I rather believe that OP is attempting to exclude Ubuntu by mimicking the same knee-jerk reactions they have. I see this totally positively, since Ubuntu's behavior prevents the easy reuse of the OSS they write. Next step is to make upstream difficult to merge with Ubuntu ;)
But where's the evidence that Canonical actually even said anything like that?
So does this mean you can't use Ubuntu in a program that wants to test whether it (the program) is running on Ubuntu?
Unless it's GPL or similar, that's the claim. I'd hope that something like

    case *buntu)
would avoid using their trademark, if you can't just test for Debian derivatives.
From http://www.ubuntu.com/legal/terms-and-policies/intellectual-...

>You will require Canonical’s permission to use: (i) any mark ending with the letters UBUNTU or BUNTU which is sufficiently similar to the Trademarks or any other confusingly similar mark, and (ii) any Trademark in a domain name or URL or for merchandising purposes

That sounds like it covers *buntu too, unfortunately

Good grief.

Sounds like "buntish" is the best option then, or something like that.

Perhaps you can do:

    voldemort=$(echo Ubxntx | sed 's/x/u/g')
    ...
    case $voldemort)
 
and not have an issue. Their trademark exists in computer memory, but not in code at that point.

I think if the compiler optimizes that out to not have string replacing (not valid for bash, but for other compiled languages), that makes it more interesting since if they're claiming the compiled unit is of issue, well, that unit now might have the string "Ubuntu" in it depending entirely on optimization.

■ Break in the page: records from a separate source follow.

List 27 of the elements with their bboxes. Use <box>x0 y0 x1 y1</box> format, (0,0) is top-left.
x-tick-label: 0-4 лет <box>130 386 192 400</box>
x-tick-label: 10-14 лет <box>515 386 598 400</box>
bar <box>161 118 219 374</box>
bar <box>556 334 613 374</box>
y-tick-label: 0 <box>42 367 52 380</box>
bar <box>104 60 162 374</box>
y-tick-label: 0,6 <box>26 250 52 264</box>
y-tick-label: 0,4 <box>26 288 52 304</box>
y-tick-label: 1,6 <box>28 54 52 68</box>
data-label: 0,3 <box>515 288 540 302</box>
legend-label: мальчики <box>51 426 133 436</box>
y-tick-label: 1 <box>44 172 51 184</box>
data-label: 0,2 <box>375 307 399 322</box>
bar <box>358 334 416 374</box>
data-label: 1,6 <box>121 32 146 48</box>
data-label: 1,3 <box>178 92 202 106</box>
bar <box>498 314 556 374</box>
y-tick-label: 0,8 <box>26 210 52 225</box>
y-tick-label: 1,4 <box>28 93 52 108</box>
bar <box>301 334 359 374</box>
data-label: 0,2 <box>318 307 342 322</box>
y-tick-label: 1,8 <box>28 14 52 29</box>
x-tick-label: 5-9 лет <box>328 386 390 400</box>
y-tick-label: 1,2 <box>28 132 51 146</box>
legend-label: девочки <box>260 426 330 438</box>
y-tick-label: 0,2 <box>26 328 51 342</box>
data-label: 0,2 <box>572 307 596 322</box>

It means that somebody who is angry about Ubuntu for some reason says that you can't use the word Ubuntu in your programs to test whether they are running on Ubuntu, or Canonical will sue you. There is no real evidence that this is the case.

I expect that tomorrow I will hear that Canonical will sue me if I publicly say Ubuntu.

if you are interested in software freedom and think Ubuntu has a problem, then please explain how this redhat export control policy fits into your world: http://www.redhat.com/licenses/exportcontrol.html
I think almost all non-lawyers want to export to Cuba. The problem is that until the US government stops the embargo, US-based companies are often loathe to contract with companies that offer services to Cuba.
"I start wondering ..." announces another incoming bundle of FUD absent any confirmation from Ubuntu. Claims about the legal position of Ubuntu are flying around that are completely unsubstantiated. If we are going to publicly bury Ubuntu, let's not do it on the basis of fevered suppositions, let's have it from their own mouth.
mjg59 has been trying to get this clarified for quite some time. Ubuntu has had plenty of opportunity.